Hide-and-seek is a children’s game. Players hide here and there, and one player called it tries to find all the other players.
Now you played it and found all the players, so it’s turn to hide from it. Since you have got tired of running around for finding players, you don’t want to play it again. So you are going to hide yourself at the place as far as possible from it. But where is that?
Your task is to find the place and calculate the maximum possible distance from it to the place to hide.
The input contains a number of test cases.
The first line of each test case contains a positive integer N (N ≤ 1000). The following N lines give the map where hide-and-seek is played. The map consists of N corridors. Each line contains four real numbers x1, y1, x2, and y2, where (x1, y1 ) and (x2, y2 ) indicate the two end points of the corridor. All corridors are straight, and their widths are negligible. After these N lines, there is a line containing two real numbers sx and sy, indicating the position of it. You can hide at an arbitrary place of any corridor, and it always walks along corridors. Numbers in the same line are separated by a single space.

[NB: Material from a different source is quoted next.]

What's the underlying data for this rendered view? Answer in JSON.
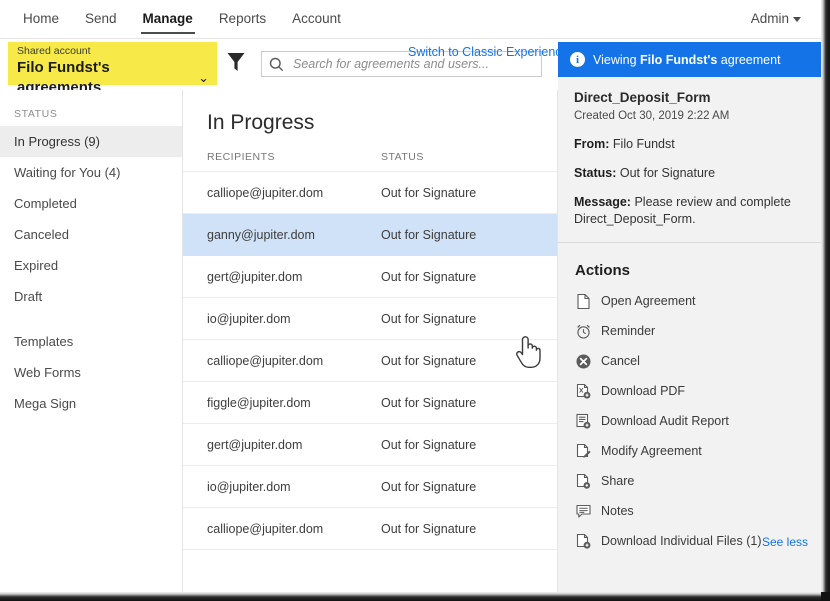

It is guaranteed that its starting position (sx, sy) is located on some corridor and linked to all corridors directly or indirectly.
The end of the input is indicated by a line containing a single zero.
For each test case, output a line containing the distance along the corridors from ‘it”s starting position to the farthest position. The value may contain an error less than or equal to 0.001. You may print any number of digits below the decimal point.